Expanding basic knowledge of link and association analysis
Explaining the process of social network analysis
Understanding the visual mapping and mathematical components associated with link and social network analyses

DF330 Advanced Digital Forensic Analysis: iOS & Android

This course provides the advanced skills and knowledge necessary to analyze data on iOS devices (iPod Touch, iPhone, and iPad) and Android devices at an advanced level. Students use forensically-sound tools and techniques to analyze potential evidence, employing advanced techniques to uncover evidence potentially missed or misrepresented by commercial forensic tools. Topics include identifying potential threats to data stored on devices, available acquisition options, accessing locked devices, and the default folder structure. Core skills include analyzing artifacts such as device information, call history, voicemail, messages, web browser history, contacts, and photos. Instruction is provided on developing the hunt methodology for analyzing third party applications not supported by commercial forensic tools.

Mobile device hardware fundamentals. How mobile devices work, store data, and interact with a variety of networks.
Device handling. Properly preserving data for imaging and analysis.
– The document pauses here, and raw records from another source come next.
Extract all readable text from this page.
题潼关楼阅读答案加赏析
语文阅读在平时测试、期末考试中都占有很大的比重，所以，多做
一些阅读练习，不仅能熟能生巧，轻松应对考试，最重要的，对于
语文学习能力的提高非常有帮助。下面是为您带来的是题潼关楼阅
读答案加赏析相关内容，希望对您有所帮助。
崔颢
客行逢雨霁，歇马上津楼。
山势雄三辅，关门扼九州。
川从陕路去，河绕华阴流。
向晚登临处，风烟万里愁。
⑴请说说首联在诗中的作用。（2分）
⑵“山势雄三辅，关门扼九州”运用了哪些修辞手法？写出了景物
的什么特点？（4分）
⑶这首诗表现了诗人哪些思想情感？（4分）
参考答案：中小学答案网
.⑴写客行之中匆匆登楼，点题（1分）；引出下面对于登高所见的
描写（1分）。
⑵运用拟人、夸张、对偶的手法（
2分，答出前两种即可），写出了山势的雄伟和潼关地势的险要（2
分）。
Identifying potential threats to data integrity.
Device acquisition and security. Acquisition options (physical, logical, device backups). Bypassing passcodes and properly defeating encrypted backups of iOS devices.
Advanced analysis techniques. Mounting images, partitioning scheme and default folder structure, types of artifacts (plists, SQLite databases, etc.).

DF310 Advanced Digital Forensic Analysis: Windows

This course covers the identification and extraction of artifacts associated with the Microsoft Windows operating system. Topics include the Change Journal, BitLocker, and a detailed examination of the various artifacts found in each of the Registry hive files. Students also examine Event Logs, Volume Shadow Copies, link files, and thumbnails. This course uses a mixture of lecture, discussion, demonstration, and hands-on exercises.
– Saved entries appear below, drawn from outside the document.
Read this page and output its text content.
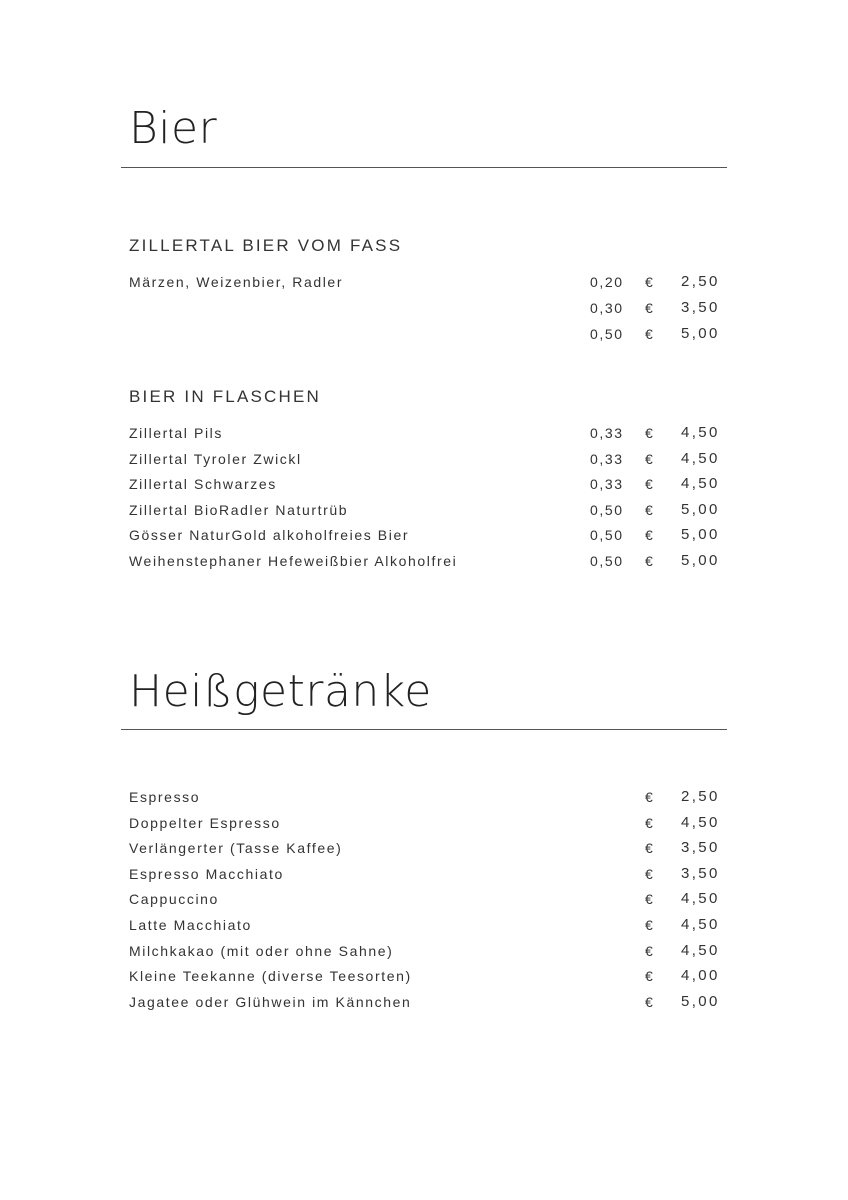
Bier
ZILLERTAL BIER VOM FASS
Märzen, Weizenbier, Radler	0,20 € 2,50
0,30 € 3,50
0,50 € 5,00
BIER IN FLASCHEN
Zillertal Pils	0,33 € 4,50
Zillertal Tyroler Zwickl	0,33 € 4,50
Zillertal Schwarzes	0,33 € 4,50
Zillertal BioRadler Naturtrüb	0,50 € 5,00
Gösser NaturGold alkoholfreies Bier	0,50 € 5,00
Weihenstephaner Hefeweißbier Alkoholfrei	0,50 € 5,00
Heißgetränke
Espresso	€ 2,50
Doppelter Espresso	€ 4,50
Verlängerter (Tasse Kaffee)	€ 3,50
Espresso Macchiato	€ 3,50
Cappuccino	€ 4,50
Latte Macchiato	€ 4,50
Milchkakao (mit oder ohne Sahne)	€ 4,50
Kleine Teekanne (diverse Teesorten)	€ 4,00
Jagatee oder Glühwein im Kännchen	€ 5,00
IA105 Intelligence Writing and Briefing

This course covers basic intelligence writing and briefing principles as well as methods for effective and clear intelligence sharing. Topics covered include creative and critical thinking, critical reading skills, source evaluation, privacy and civil rights, intelligence writing style and structure, and generating and presenting intelligence briefings. With guidance from experienced experts, students gain hands-on experience by working through data sets based on real cases to produce intelligence products. Instructors and peers provide feedback on briefings and reports produced and presented in class.
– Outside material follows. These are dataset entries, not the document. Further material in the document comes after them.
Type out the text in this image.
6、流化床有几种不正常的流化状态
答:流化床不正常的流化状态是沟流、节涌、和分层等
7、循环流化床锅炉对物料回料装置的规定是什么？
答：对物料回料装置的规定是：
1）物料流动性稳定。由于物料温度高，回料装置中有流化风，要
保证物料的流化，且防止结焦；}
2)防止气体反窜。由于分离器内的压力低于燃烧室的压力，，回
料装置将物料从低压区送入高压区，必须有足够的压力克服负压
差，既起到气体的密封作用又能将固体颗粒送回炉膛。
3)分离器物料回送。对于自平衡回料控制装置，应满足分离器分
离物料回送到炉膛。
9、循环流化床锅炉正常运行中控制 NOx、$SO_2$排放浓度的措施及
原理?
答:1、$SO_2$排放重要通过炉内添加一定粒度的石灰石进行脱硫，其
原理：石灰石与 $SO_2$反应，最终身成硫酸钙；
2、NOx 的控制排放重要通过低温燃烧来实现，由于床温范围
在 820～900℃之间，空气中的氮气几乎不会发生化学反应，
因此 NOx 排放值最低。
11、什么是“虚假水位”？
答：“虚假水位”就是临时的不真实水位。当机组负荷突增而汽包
*Foundational skills. Creative thinking. Critical thinking. Critical reading.
*Information sources. Identify sources of intelligence information. Evaluate sources for validity and reliability.
*Analytical reports. Develop a structured and actionable analytical report based on a data set given in class.
*Privacy considerations. Ensure protection of privacy and civil rights while producing intelligence products.
*Briefings. Construct and deliver an intelligence briefing based on a data set given in class.